Pengalaman tersebut mengajarkan saya satu hal yang sangat berharga: hidup ini penuh ketidakpastian. Kita tidak bisa menghindari ujian atau cobaan, tetapi kita bisa memilih bagaimana kita meresponsnya. Sakit bisa datang kapan saja, di tempat yang tak terduga, bahkan saat kita merasa bahagia dan tenang. Namun, yang penting adalah bagaimana kita menjadikannya sebagai kesempatan untuk belajar lebih banyak tentang diri kita, tentang kesabaran, dan tentang cara kita bersyukur.
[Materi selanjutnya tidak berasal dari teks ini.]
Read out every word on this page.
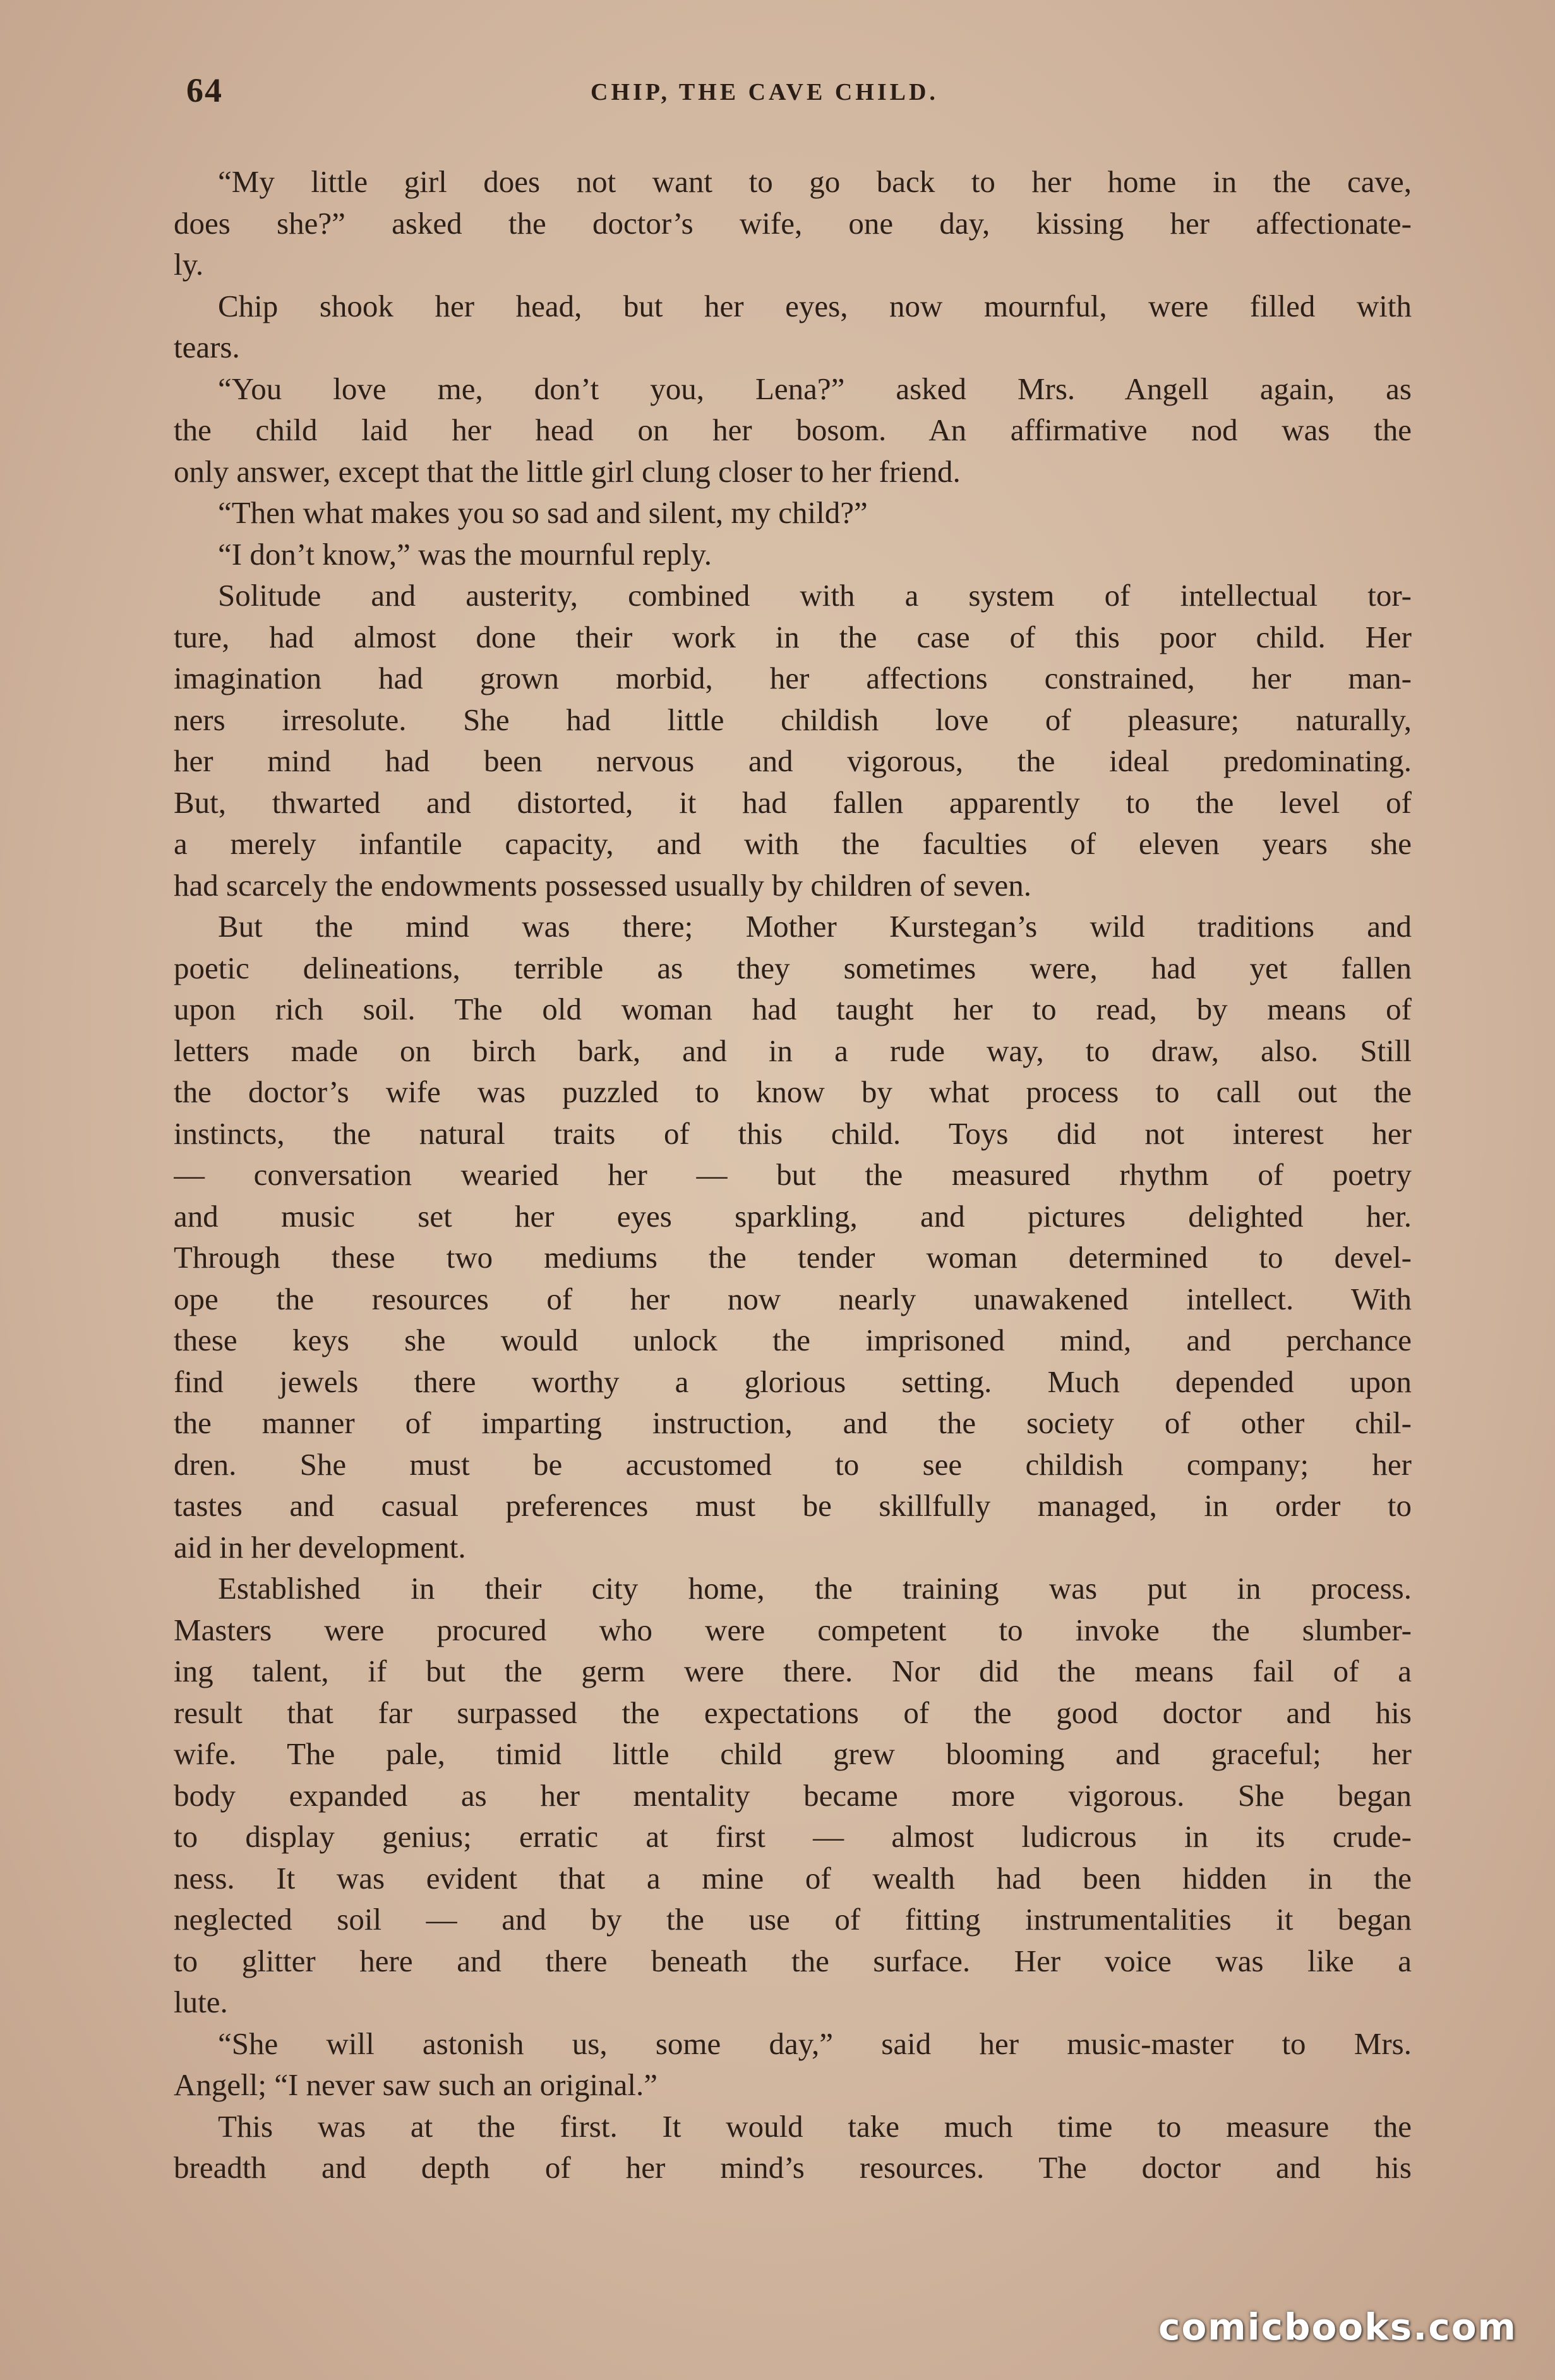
64	CHIP, THE CAVE CHILD.
“My little girl does not want to go back to her home in the cave,
does she?” asked the doctor’s wife, one day, kissing her affectionate-
ly.
Chip shook her head, but her eyes, now mournful, were filled with
tears.
“You love me, don’t you, Lena?” asked Mrs. Angell again, as
the child laid her head on her bosom. An affirmative nod was the
only answer, except that the little girl clung closer to her friend.
“Then what makes you so sad and silent, my child?”
“I don’t know,” was the mournful reply.
Solitude and austerity, combined with a system of intellectual tor-
ture, had almost done their work in the case of this poor child. Her
imagination had grown morbid, her affections constrained, her man-
ners irresolute. She had little childish love of pleasure; naturally,
her mind had been nervous and vigorous, the ideal predominating.
But, thwarted and distorted, it had fallen apparently to the level of
a merely infantile capacity, and with the faculties of eleven years she
had scarcely the endowments possessed usually by children of seven.
But the mind was there; Mother Kurstegan’s wild traditions and
poetic delineations, terrible as they sometimes were, had yet fallen
upon rich soil. The old woman had taught her to read, by means of
letters made on birch bark, and in a rude way, to draw, also. Still
the doctor’s wife was puzzled to know by what process to call out the
instincts, the natural traits of this child. Toys did not interest her
— conversation wearied her — but the measured rhythm of poetry
and music set her eyes sparkling, and pictures delighted her.
Through these two mediums the tender woman determined to devel-
ope the resources of her now nearly unawakened intellect. With
these keys she would unlock the imprisoned mind, and perchance
find jewels there worthy a glorious setting. Much depended upon
the manner of imparting instruction, and the society of other chil-
dren. She must be accustomed to see childish company; her
tastes and casual preferences must be skillfully managed, in order to
aid in her development.
Established in their city home, the training was put in process.
Masters were procured who were competent to invoke the slumber-
ing talent, if but the germ were there. Nor did the means fail of a
result that far surpassed the expectations of the good doctor and his
wife. The pale, timid little child grew blooming and graceful; her
body expanded as her mentality became more vigorous. She began
to display genius; erratic at first — almost ludicrous in its crude-
ness. It was evident that a mine of wealth had been hidden in the
neglected soil — and by the use of fitting instrumentalities it began
to glitter here and there beneath the surface. Her voice was like a
lute.
“She will astonish us, some day,” said her music-master to Mrs.
Angell; “I never saw such an original.”
This was at the first. It would take much time to measure the
breadth and depth of her mind’s resources. The doctor and his
comicbooks.com
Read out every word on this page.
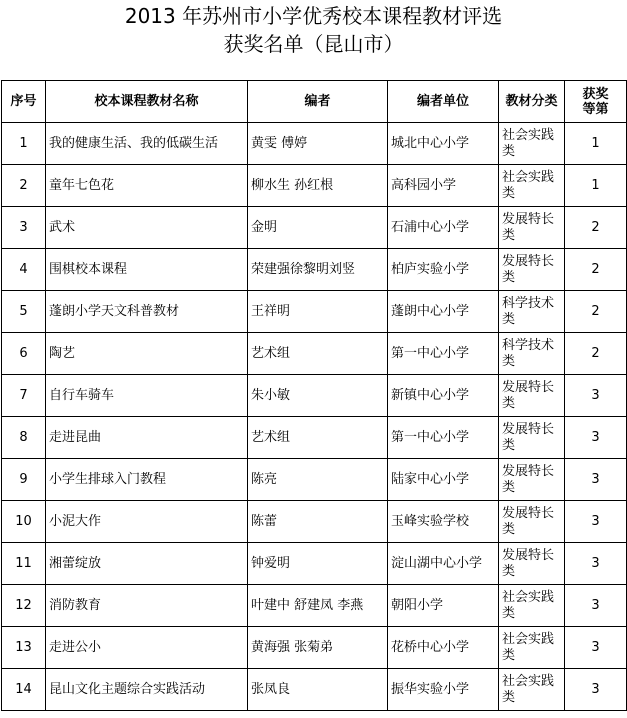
2013 年苏州市小学优秀校本课程教材评选
获奖名单（昆山市）
序号	校本课程教材名称	编者	编者单位	教材分类	获奖等第
1	我的健康生活、我的低碳生活	黄雯 傅婷	城北中心小学	社会实践类	1
2	童年七色花	柳水生 孙红根	高科园小学	社会实践类	1
3	武术	金明	石浦中心小学	发展特长类	2
4	围棋校本课程	荣建强徐黎明刘竖	柏庐实验小学	发展特长类	2
5	蓬朗小学天文科普教材	王祥明	蓬朗中心小学	科学技术类	2
6	陶艺	艺术组	第一中心小学	科学技术类	2
7	自行车骑车	朱小敏	新镇中心小学	发展特长类	3
8	走进昆曲	艺术组	第一中心小学	发展特长类	3
9	小学生排球入门教程	陈亮	陆家中心小学	发展特长类	3
10	小泥大作	陈蕾	玉峰实验学校	发展特长类	3
11	湘蕾绽放	钟爱明	淀山湖中心小学	发展特长类	3
12	消防教育	叶建中 舒建凤 李燕	朝阳小学	社会实践类	3
13	走进公小	黄海强 张菊弟	花桥中心小学	社会实践类	3
14	昆山文化主题综合实践活动	张凤良	振华实验小学	社会实践类	3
Jadi, meskipun liburan kali ini tidak sepenuhnya sesuai harapan, saya merasa bersyukur bisa melalui pengalaman ini dengan keluarga. Terkadang, yang kita anggap sebagai gangguan atau hambatan, sebenarnya adalah cara Tuhan mengarahkan kita untuk lebih dekat dengan-Nya, untuk lebih menghargai nikmat hidup dan kesehatan, serta untuk lebih sabar dan ikhlas menerima takdir-Nya.
Semoga kita selalu bisa mengambil hikmah dari setiap peristiwa, baik suka maupun duka, dan selalu ingat bahwa hidup ini adalah perjalanan yang penuh pelajaran, yang mengajarkan kita untuk terus tumbuh menjadi pribadi yang lebih baik, lebih sabar, dan lebih bersyukur.